Coblence, Bergé’s New York-based lawyer, said, “Pierre Bergé is going to do everything he can to obtain these to prevent them from being published. He is going to recover these possessions because they have been stolen. He has no moral judgment or inhibitions about publishing erotic drawings, but those drawings have been stolen.”
And considering Saint Laurent’s freewheeling lifestyle, just how risqué the drawings are is open to interpretation. In a Q&A with Bianca Jagger in Interview magazine in 1973, she asked the designer flat out about his interest in porn.
Jagger said, “Pornography — does it excite you?”
Saint-Laurent responded, “Pornography? I don’t know what that is. Pornography, eroticism, love, it’s all the same to me.”

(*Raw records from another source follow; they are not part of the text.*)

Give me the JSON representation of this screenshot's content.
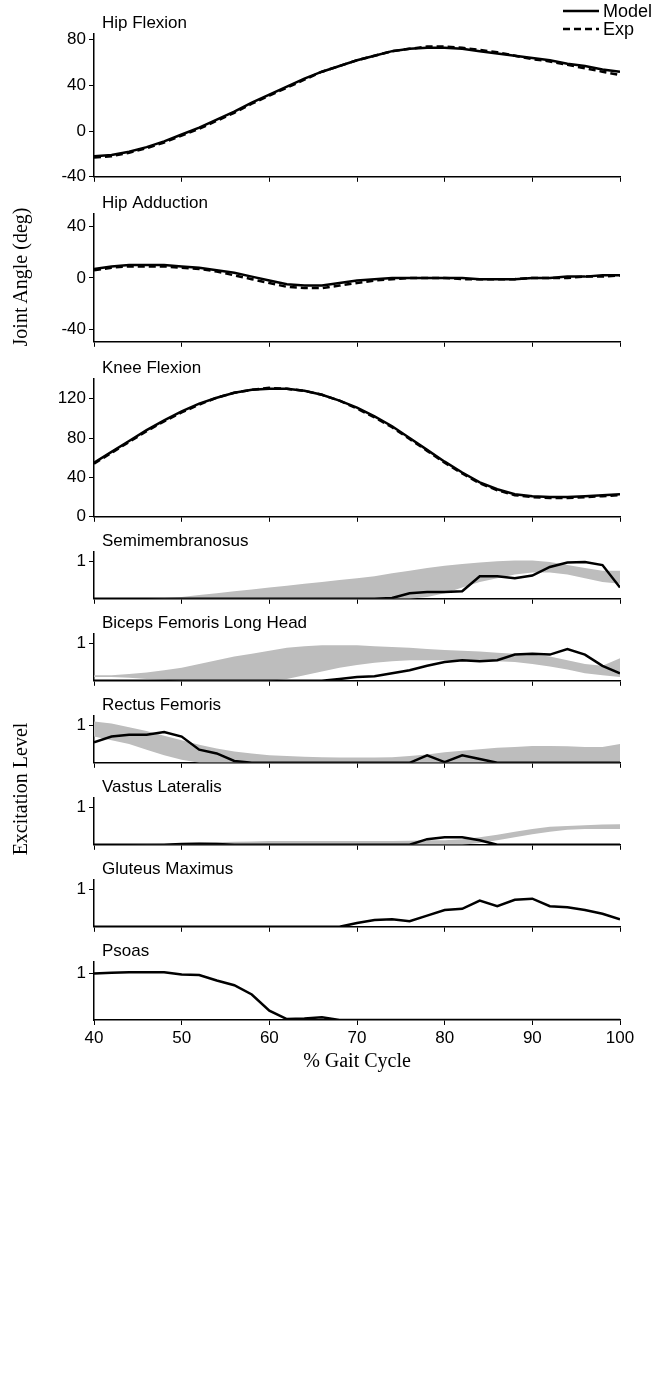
{
  "chart_data": [
    {
      "type": "line",
      "title": "Hip Flexion",
      "ylabel": "Joint Angle (deg)",
      "legend": "upper right",
      "grid": false,
      "tick_labels": "y",
      "x": [
        40,
        42,
        44,
        46,
        48,
        50,
        52,
        54,
        56,
        58,
        60,
        62,
        64,
        66,
        68,
        70,
        72,
        74,
        76,
        78,
        80,
        82,
        84,
        86,
        88,
        90,
        92,
        94,
        96,
        98,
        100
      ],
      "xlim": [
        40,
        100
      ],
      "xticks": [
        40,
        50,
        60,
        70,
        80,
        90,
        100
      ],
      "ylim": [
        -40,
        85
      ],
      "yticks": [
        -40,
        0,
        40,
        80
      ],
      "series": [
        {
          "name": "Model",
          "color": "#000000",
          "line_style": "solid",
          "values": [
            -22,
            -21,
            -18,
            -14,
            -9,
            -3,
            3,
            10,
            17,
            25,
            32,
            39,
            46,
            52,
            57,
            62,
            66,
            70,
            72,
            73,
            73,
            72,
            70,
            68,
            66,
            64,
            62,
            59,
            57,
            54,
            52
          ]
        },
        {
          "name": "Exp",
          "color": "#000000",
          "line_style": "dashed",
          "values": [
            -23,
            -22,
            -19,
            -15,
            -10,
            -4,
            2,
            9,
            16,
            24,
            31,
            38,
            45,
            52,
            57,
            62,
            66,
            70,
            72,
            74,
            74,
            73,
            71,
            69,
            66,
            63,
            61,
            58,
            55,
            52,
            49
          ]
        }
      ]
    },
    {
      "type": "line",
      "title": "Hip Adduction",
      "grid": false,
      "tick_labels": "y",
      "x": [
        40,
        42,
        44,
        46,
        48,
        50,
        52,
        54,
        56,
        58,
        60,
        62,
        64,
        66,
        68,
        70,
        72,
        74,
        76,
        78,
        80,
        82,
        84,
        86,
        88,
        90,
        92,
        94,
        96,
        98,
        100
      ],
      "xlim": [
        40,
        100
      ],
      "xticks": [
        40,
        50,
        60,
        70,
        80,
        90,
        100
      ],
      "ylim": [
        -50,
        50
      ],
      "yticks": [
        -40,
        0,
        40
      ],
      "series": [
        {
          "name": "Model",
          "color": "#000000",
          "line_style": "solid",
          "values": [
            7,
            9,
            10,
            10,
            10,
            9,
            8,
            6,
            4,
            1,
            -2,
            -5,
            -6,
            -6,
            -4,
            -2,
            -1,
            0,
            0,
            0,
            0,
            0,
            -1,
            -1,
            -1,
            0,
            0,
            1,
            1,
            2,
            2
          ]
        },
        {
          "name": "Exp",
          "color": "#000000",
          "line_style": "dashed",
          "values": [
            6,
            8,
            9,
            9,
            9,
            8,
            7,
            5,
            2,
            -1,
            -4,
            -7,
            -8,
            -8,
            -6,
            -4,
            -2,
            -1,
            0,
            0,
            0,
            -1,
            -1,
            -1,
            -1,
            0,
            0,
            0,
            1,
            1,
            2
          ]
        }
      ]
    },
    {
      "type": "line",
      "title": "Knee Flexion",
      "grid": false,
      "tick_labels": "y",
      "x": [
        40,
        42,
        44,
        46,
        48,
        50,
        52,
        54,
        56,
        58,
        60,
        62,
        64,
        66,
        68,
        70,
        72,
        74,
        76,
        78,
        80,
        82,
        84,
        86,
        88,
        90,
        92,
        94,
        96,
        98,
        100
      ],
      "xlim": [
        40,
        100
      ],
      "xticks": [
        40,
        50,
        60,
        70,
        80,
        90,
        100
      ],
      "ylim": [
        0,
        140
      ],
      "yticks": [
        0,
        40,
        80,
        120
      ],
      "series": [
        {
          "name": "Model",
          "color": "#000000",
          "line_style": "solid",
          "values": [
            55,
            66,
            77,
            88,
            98,
            107,
            115,
            121,
            126,
            129,
            130,
            130,
            128,
            124,
            118,
            111,
            102,
            92,
            80,
            68,
            56,
            45,
            35,
            28,
            23,
            21,
            20,
            20,
            21,
            22,
            23
          ]
        },
        {
          "name": "Exp",
          "color": "#000000",
          "line_style": "dashed",
          "values": [
            54,
            65,
            76,
            87,
            97,
            106,
            114,
            121,
            126,
            129,
            131,
            130,
            128,
            124,
            118,
            110,
            101,
            91,
            79,
            67,
            55,
            44,
            34,
            27,
            22,
            20,
            19,
            19,
            20,
            21,
            22
          ]
        }
      ]
    },
    {
      "type": "line",
      "title": "Semimembranosus",
      "ylabel": "Excitation Level",
      "grid": false,
      "tick_labels": "y",
      "x": [
        40,
        42,
        44,
        46,
        48,
        50,
        52,
        54,
        56,
        58,
        60,
        62,
        64,
        66,
        68,
        70,
        72,
        74,
        76,
        78,
        80,
        82,
        84,
        86,
        88,
        90,
        92,
        94,
        96,
        98,
        100
      ],
      "xlim": [
        40,
        100
      ],
      "xticks": [
        40,
        50,
        60,
        70,
        80,
        90,
        100
      ],
      "ylim": [
        0,
        1.25
      ],
      "yticks": [
        1
      ],
      "series": [
        {
          "type": "area",
          "color": "#bdbdbd",
          "lower": [
            0,
            0,
            0,
            0,
            0,
            0,
            0,
            0,
            0,
            0,
            0,
            0,
            0,
            0,
            0,
            0,
            0,
            0,
            0,
            0.05,
            0.15,
            0.3,
            0.45,
            0.55,
            0.65,
            0.7,
            0.7,
            0.65,
            0.55,
            0.45,
            0.4
          ],
          "upper": [
            0,
            0,
            0,
            0,
            0.02,
            0.05,
            0.1,
            0.15,
            0.2,
            0.25,
            0.3,
            0.35,
            0.4,
            0.45,
            0.5,
            0.55,
            0.6,
            0.68,
            0.75,
            0.82,
            0.88,
            0.93,
            0.97,
            1.0,
            1.02,
            1.02,
            0.98,
            0.9,
            0.82,
            0.75,
            0.75
          ]
        },
        {
          "color": "#000000",
          "line_style": "solid",
          "values": [
            0,
            0,
            0,
            0,
            0,
            0,
            0,
            0,
            0,
            0,
            0,
            0,
            0,
            0,
            0,
            0,
            0,
            0.02,
            0.15,
            0.18,
            0.18,
            0.2,
            0.6,
            0.6,
            0.55,
            0.62,
            0.85,
            0.97,
            0.98,
            0.9,
            0.3
          ]
        }
      ]
    },
    {
      "type": "line",
      "title": "Biceps Femoris Long Head",
      "grid": false,
      "tick_labels": "y",
      "x": [
        40,
        42,
        44,
        46,
        48,
        50,
        52,
        54,
        56,
        58,
        60,
        62,
        64,
        66,
        68,
        70,
        72,
        74,
        76,
        78,
        80,
        82,
        84,
        86,
        88,
        90,
        92,
        94,
        96,
        98,
        100
      ],
      "xlim": [
        40,
        100
      ],
      "xticks": [
        40,
        50,
        60,
        70,
        80,
        90,
        100
      ],
      "ylim": [
        0,
        1.25
      ],
      "yticks": [
        1
      ],
      "series": [
        {
          "type": "area",
          "color": "#bdbdbd",
          "lower": [
            0.1,
            0.1,
            0.08,
            0.05,
            0.03,
            0,
            0,
            0,
            0,
            0,
            0,
            0.05,
            0.15,
            0.25,
            0.35,
            0.42,
            0.48,
            0.52,
            0.55,
            0.55,
            0.55,
            0.55,
            0.55,
            0.52,
            0.5,
            0.45,
            0.38,
            0.3,
            0.2,
            0.15,
            0.1
          ],
          "upper": [
            0.15,
            0.15,
            0.18,
            0.22,
            0.28,
            0.35,
            0.45,
            0.55,
            0.65,
            0.72,
            0.8,
            0.88,
            0.92,
            0.95,
            0.95,
            0.95,
            0.92,
            0.9,
            0.88,
            0.85,
            0.82,
            0.8,
            0.78,
            0.75,
            0.72,
            0.7,
            0.65,
            0.55,
            0.45,
            0.4,
            0.6
          ]
        },
        {
          "color": "#000000",
          "line_style": "solid",
          "values": [
            0,
            0,
            0,
            0,
            0,
            0,
            0,
            0,
            0,
            0,
            0,
            0,
            0,
            0,
            0.05,
            0.1,
            0.12,
            0.2,
            0.28,
            0.4,
            0.5,
            0.55,
            0.52,
            0.55,
            0.7,
            0.72,
            0.7,
            0.85,
            0.7,
            0.4,
            0.2
          ]
        }
      ]
    },
    {
      "type": "line",
      "title": "Rectus Femoris",
      "grid": false,
      "tick_labels": "y",
      "x": [
        40,
        42,
        44,
        46,
        48,
        50,
        52,
        54,
        56,
        58,
        60,
        62,
        64,
        66,
        68,
        70,
        72,
        74,
        76,
        78,
        80,
        82,
        84,
        86,
        88,
        90,
        92,
        94,
        96,
        98,
        100
      ],
      "xlim": [
        40,
        100
      ],
      "xticks": [
        40,
        50,
        60,
        70,
        80,
        90,
        100
      ],
      "ylim": [
        0,
        1.25
      ],
      "yticks": [
        1
      ],
      "series": [
        {
          "type": "area",
          "color": "#bdbdbd",
          "lower": [
            0.7,
            0.6,
            0.5,
            0.35,
            0.2,
            0.08,
            0,
            0,
            0,
            0,
            0,
            0,
            0,
            0,
            0,
            0,
            0,
            0,
            0,
            0,
            0,
            0,
            0,
            0,
            0,
            0,
            0,
            0,
            0,
            0,
            0
          ],
          "upper": [
            1.1,
            1.05,
            0.95,
            0.85,
            0.72,
            0.6,
            0.48,
            0.38,
            0.3,
            0.25,
            0.2,
            0.18,
            0.16,
            0.15,
            0.14,
            0.14,
            0.14,
            0.15,
            0.18,
            0.22,
            0.28,
            0.32,
            0.36,
            0.4,
            0.42,
            0.45,
            0.45,
            0.44,
            0.42,
            0.42,
            0.5
          ]
        },
        {
          "color": "#000000",
          "line_style": "solid",
          "values": [
            0.55,
            0.7,
            0.75,
            0.75,
            0.82,
            0.7,
            0.35,
            0.25,
            0.05,
            0,
            0,
            0,
            0,
            0,
            0,
            0,
            0,
            0,
            0,
            0.2,
            0.02,
            0.2,
            0.1,
            0,
            0,
            0,
            0,
            0,
            0,
            0,
            0
          ]
        }
      ]
    },
    {
      "type": "line",
      "title": "Vastus Lateralis",
      "grid": false,
      "tick_labels": "y",
      "x": [
        40,
        42,
        44,
        46,
        48,
        50,
        52,
        54,
        56,
        58,
        60,
        62,
        64,
        66,
        68,
        70,
        72,
        74,
        76,
        78,
        80,
        82,
        84,
        86,
        88,
        90,
        92,
        94,
        96,
        98,
        100
      ],
      "xlim": [
        40,
        100
      ],
      "xticks": [
        40,
        50,
        60,
        70,
        80,
        90,
        100
      ],
      "ylim": [
        0,
        1.25
      ],
      "yticks": [
        1
      ],
      "series": [
        {
          "type": "area",
          "color": "#bdbdbd",
          "lower": [
            0,
            0,
            0,
            0,
            0,
            0,
            0,
            0,
            0,
            0,
            0,
            0,
            0,
            0,
            0,
            0,
            0,
            0,
            0,
            0,
            0,
            0,
            0.05,
            0.12,
            0.2,
            0.28,
            0.35,
            0.4,
            0.42,
            0.42,
            0.42
          ],
          "upper": [
            0,
            0,
            0.01,
            0.02,
            0.03,
            0.05,
            0.06,
            0.07,
            0.08,
            0.09,
            0.1,
            0.1,
            0.1,
            0.1,
            0.1,
            0.1,
            0.1,
            0.1,
            0.11,
            0.12,
            0.12,
            0.15,
            0.2,
            0.27,
            0.35,
            0.42,
            0.48,
            0.5,
            0.52,
            0.54,
            0.55
          ]
        },
        {
          "color": "#000000",
          "line_style": "solid",
          "values": [
            0,
            0,
            0,
            0,
            0,
            0.02,
            0.03,
            0.02,
            0,
            0,
            0,
            0,
            0,
            0,
            0,
            0,
            0,
            0,
            0,
            0.15,
            0.2,
            0.2,
            0.12,
            0,
            0,
            0,
            0,
            0,
            0,
            0,
            0
          ]
        }
      ]
    },
    {
      "type": "line",
      "title": "Gluteus Maximus",
      "grid": false,
      "tick_labels": "y",
      "x": [
        40,
        42,
        44,
        46,
        48,
        50,
        52,
        54,
        56,
        58,
        60,
        62,
        64,
        66,
        68,
        70,
        72,
        74,
        76,
        78,
        80,
        82,
        84,
        86,
        88,
        90,
        92,
        94,
        96,
        98,
        100
      ],
      "xlim": [
        40,
        100
      ],
      "xticks": [
        40,
        50,
        60,
        70,
        80,
        90,
        100
      ],
      "ylim": [
        0,
        1.25
      ],
      "yticks": [
        1
      ],
      "series": [
        {
          "color": "#000000",
          "line_style": "solid",
          "values": [
            0,
            0,
            0,
            0,
            0,
            0,
            0,
            0,
            0,
            0,
            0,
            0,
            0,
            0,
            0,
            0.1,
            0.18,
            0.2,
            0.15,
            0.3,
            0.45,
            0.48,
            0.7,
            0.55,
            0.72,
            0.75,
            0.55,
            0.52,
            0.45,
            0.35,
            0.2
          ]
        }
      ]
    },
    {
      "type": "line",
      "title": "Psoas",
      "xlabel": "% Gait Cycle",
      "grid": false,
      "tick_labels": true,
      "x": [
        40,
        42,
        44,
        46,
        48,
        50,
        52,
        54,
        56,
        58,
        60,
        62,
        64,
        66,
        68,
        70,
        72,
        74,
        76,
        78,
        80,
        82,
        84,
        86,
        88,
        90,
        92,
        94,
        96,
        98,
        100
      ],
      "xlim": [
        40,
        100
      ],
      "xticks": [
        40,
        50,
        60,
        70,
        80,
        90,
        100
      ],
      "ylim": [
        0,
        1.25
      ],
      "yticks": [
        1
      ],
      "series": [
        {
          "color": "#000000",
          "line_style": "solid",
          "values": [
            1.0,
            1.02,
            1.03,
            1.03,
            1.03,
            0.98,
            0.97,
            0.85,
            0.75,
            0.55,
            0.2,
            0.02,
            0.03,
            0.06,
            0,
            0,
            0,
            0,
            0,
            0,
            0,
            0,
            0,
            0,
            0,
            0,
            0,
            0,
            0,
            0,
            0
          ]
        }
      ]
    }
  ]
}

Forty years after that exchange, the creative class seems to be just as curious as ever about the designer and his work. Pat Cleveland, who was part of the Paris scene with the designer then, can understand why. “It was like a giant watering hole, with all the elephants, giraffes and lions. Everybody was partying together and would end up in the same places. That was when everybody was so free. Now when you get to be famous, you have to have an entourage,” she said. “The first time I saw Yves, he was getting out of his black VW Beetle and was walking to his building. He used to drive himself and leave the doors unlocked.”
While the legal wrangling over the late designer’s portfolio continues, new Saint Laurent-inspired films are in the works. Documentary filmmaker Loïc Prigent has wrapped up “Yves Saint Laurent: Le Dernier Defile” (“The Last Fashion Show”), which is scheduled to air on French-German TV station Arte in late February. Bergé, Violetta Sanchez and the head of Saint Laurent’s atelier, Monsieur Jean-Pierre, were among the handful of people Prigent interviewed for the film, which he hopes will provide both a historical and inside-the-house point of view. Anchored, as the film is, on the designer’s work, it also reveals a bit of his personality. “He didn’t ever say goodbye to Monsieur Jean-Pierre or to Violetta, because he didn’t want to say goodbye,” Prigent said. “So that was sweet and bittersweet at the same time.”
Noting that two fictional feature films about Saint Laurent are being developed by directors Bertrand Bonello and Jalil Lespert, Prigent said the French remain intrigued by the late designer’s life. “I guess he’s really a great legend. His life is really fascinating to people. They like the idea that he was kind of a poet who had a nervous breakdown. They really love his weaknesses.”
Prigent, whose film credits include backstage looks at Sonia Rykiel and Marc Jacobs at Louis Vuitton, said of his most recent project, “The documentary that I have done is not about that at all. I’m always interested in the actual work. I am never interested in the private life.”